30
#include <cstdio>
#include <cstdlib>
struct Interface {
    virtual void f() = 0;
};

struct Impl1: Interface {
    void f() override {
        std::puts("foo");
    }
};

// or __attribute__ ((visibility ("hidden")))/anonymous namespace
static Interface* const ptr = new Impl1 ;

int main() {
    ptr->f();
}

When compiled with g++-7 -O3 -flto -fdevirtualize-at-ltrans -fipa-pta -fuse-linker-plugin, the above ptr->f() call cannot be devirtualized.

It seems that no external library can modify ptr. Is this a deficiency of GCC optimizer, or because some other sources make devirtualization unavailable in this case?

Godbolt link

UPDATE: It seems that clang-7 with -flto -O3 -fwhole-program-vtables -fvisibility=hidden is the only compiler+flags (as in 2018/03) that can devirtualize this program.

lz96
  • 2,816
  • 2
  • 28
  • 46
  • 4
    What is the *actual* problem you want to solve? Why are you doing this? Perhaps there's better or other solutions to the actual problem? And please take some time to [read about the XY problem](https://meta.stackexchange.com/questions/66377/what-is-the-xy-problem). – Some programmer dude Feb 21 '18 at 12:50
  • 1
    What happens if you put `ptr` in an anonymous namespace? – Bathsheba Feb 21 '18 at 12:52
  • @Bathsheba Tried on Godbolt. Still virtual call. – lz96 Feb 21 '18 at 12:54
  • 1
    Weird.
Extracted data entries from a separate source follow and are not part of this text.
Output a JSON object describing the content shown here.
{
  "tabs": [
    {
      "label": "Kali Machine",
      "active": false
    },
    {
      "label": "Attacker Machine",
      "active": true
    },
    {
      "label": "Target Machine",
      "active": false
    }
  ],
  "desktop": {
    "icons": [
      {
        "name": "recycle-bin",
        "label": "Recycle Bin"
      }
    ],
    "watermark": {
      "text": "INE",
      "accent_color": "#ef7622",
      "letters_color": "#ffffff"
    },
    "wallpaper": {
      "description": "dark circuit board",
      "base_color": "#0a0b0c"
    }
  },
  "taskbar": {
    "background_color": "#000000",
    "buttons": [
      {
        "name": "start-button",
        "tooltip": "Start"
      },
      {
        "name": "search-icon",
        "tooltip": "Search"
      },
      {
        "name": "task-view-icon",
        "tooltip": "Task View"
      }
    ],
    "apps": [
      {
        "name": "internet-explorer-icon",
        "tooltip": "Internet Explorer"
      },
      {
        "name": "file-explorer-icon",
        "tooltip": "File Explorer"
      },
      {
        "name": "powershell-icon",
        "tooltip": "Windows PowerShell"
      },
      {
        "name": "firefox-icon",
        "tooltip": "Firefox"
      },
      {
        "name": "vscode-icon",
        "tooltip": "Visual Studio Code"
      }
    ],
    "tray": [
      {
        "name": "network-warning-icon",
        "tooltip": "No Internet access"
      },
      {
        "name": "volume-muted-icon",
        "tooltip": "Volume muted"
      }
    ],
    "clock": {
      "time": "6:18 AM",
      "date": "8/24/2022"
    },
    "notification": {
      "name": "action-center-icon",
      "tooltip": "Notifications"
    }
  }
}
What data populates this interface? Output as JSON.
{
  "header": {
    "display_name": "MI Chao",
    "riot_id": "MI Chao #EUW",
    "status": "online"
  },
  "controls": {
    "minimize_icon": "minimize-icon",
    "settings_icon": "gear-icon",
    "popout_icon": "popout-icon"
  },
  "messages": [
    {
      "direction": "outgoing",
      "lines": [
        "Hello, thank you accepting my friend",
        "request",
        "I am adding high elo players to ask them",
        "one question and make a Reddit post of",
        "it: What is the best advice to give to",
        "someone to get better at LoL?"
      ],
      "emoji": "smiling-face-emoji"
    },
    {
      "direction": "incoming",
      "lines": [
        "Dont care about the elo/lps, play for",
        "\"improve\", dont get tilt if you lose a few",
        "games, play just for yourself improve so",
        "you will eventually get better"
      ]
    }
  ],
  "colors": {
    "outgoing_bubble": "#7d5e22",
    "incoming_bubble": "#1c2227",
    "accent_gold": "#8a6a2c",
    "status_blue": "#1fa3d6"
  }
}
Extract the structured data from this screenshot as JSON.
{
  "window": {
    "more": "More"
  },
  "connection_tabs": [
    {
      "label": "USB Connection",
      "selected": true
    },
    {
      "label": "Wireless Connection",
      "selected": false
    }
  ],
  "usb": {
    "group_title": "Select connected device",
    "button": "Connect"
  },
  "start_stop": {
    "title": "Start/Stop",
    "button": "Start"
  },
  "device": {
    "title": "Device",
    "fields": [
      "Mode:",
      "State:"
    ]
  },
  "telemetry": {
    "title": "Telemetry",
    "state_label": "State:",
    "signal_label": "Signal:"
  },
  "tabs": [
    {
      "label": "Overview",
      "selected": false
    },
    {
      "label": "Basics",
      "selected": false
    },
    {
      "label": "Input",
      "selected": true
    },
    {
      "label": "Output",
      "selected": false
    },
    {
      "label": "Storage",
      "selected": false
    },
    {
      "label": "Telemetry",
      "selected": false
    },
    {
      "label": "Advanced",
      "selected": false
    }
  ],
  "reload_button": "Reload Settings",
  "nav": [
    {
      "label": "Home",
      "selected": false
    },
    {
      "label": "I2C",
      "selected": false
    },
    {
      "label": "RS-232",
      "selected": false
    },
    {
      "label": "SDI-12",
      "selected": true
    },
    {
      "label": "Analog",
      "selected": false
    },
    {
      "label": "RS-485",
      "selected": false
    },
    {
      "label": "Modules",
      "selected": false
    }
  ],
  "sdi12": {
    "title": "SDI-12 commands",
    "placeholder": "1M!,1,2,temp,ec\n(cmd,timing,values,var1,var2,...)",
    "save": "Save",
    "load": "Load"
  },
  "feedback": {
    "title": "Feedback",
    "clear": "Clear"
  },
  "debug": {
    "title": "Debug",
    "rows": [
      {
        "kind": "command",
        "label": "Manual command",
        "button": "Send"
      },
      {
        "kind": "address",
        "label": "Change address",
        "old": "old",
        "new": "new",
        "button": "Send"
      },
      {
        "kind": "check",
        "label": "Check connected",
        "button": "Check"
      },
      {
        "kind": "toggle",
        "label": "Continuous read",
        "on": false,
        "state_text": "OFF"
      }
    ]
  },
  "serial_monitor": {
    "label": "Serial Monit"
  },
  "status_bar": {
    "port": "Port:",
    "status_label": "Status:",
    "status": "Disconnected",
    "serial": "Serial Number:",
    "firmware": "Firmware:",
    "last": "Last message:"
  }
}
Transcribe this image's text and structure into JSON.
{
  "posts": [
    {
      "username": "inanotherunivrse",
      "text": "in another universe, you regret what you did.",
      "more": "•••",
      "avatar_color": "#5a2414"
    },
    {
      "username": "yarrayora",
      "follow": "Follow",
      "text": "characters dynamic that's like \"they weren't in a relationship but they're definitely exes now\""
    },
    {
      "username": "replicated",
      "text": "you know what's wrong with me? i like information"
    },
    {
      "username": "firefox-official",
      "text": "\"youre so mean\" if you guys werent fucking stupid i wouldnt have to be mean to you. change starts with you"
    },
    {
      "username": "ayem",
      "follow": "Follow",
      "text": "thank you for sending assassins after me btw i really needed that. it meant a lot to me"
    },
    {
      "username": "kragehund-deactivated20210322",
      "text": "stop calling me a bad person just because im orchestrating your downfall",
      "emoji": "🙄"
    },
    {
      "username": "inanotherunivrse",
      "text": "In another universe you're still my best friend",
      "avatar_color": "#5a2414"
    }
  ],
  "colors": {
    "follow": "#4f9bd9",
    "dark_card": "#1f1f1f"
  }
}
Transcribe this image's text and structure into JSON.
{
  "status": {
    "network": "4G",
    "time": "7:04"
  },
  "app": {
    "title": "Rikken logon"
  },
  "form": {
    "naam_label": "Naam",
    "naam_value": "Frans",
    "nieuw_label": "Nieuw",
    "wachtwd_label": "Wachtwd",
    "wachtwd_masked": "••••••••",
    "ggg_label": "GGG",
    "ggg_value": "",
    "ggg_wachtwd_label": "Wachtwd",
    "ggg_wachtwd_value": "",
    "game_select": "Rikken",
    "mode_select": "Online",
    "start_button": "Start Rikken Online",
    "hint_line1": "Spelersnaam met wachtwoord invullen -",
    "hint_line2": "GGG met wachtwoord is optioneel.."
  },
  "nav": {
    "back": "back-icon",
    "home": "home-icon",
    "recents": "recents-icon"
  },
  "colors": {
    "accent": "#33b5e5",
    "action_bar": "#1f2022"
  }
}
Would have thought gcc would have applied -fdevirtualize-at-ltrans in that case: it being simple standard C++. Nice question. – Bathsheba Feb 21 '18 at 12:55
  • @lz96: Permission to change your code so it's standard C++? – Bathsheba Feb 21 '18 at 13:00
  • Same behavior with `Interface* const ptr = new Impl1;`. – aschepler Feb 21 '18 at 13:13
  • 1
    Using anonymous namespace like this seem to enable devirtualization: https://godbolt.org/g/exzQrC – Ville Krumlinde Feb 21 '18 at 14:30
  • @VilleKrumlinde For non-`lto` case, [this slides](http://llvm.org/devmtg/2016-11/Slides/Padlewski-DevirtualizationInLLVM.pdf) explains such behavior well: Itanium ABI, by default, exposes vtable as PUBLIC, so for a public class its vtable may be modified during linking. However, this stll does not reason for cases where `-fvisibility=hidden -flto` is specified – lz96 Feb 21 '18 at 16:06

2 Answers2

11

If you move the ptr into the main function, the result is very telling and offers a strong hint as to why gcc doesn't want to de-virtualize the pointer.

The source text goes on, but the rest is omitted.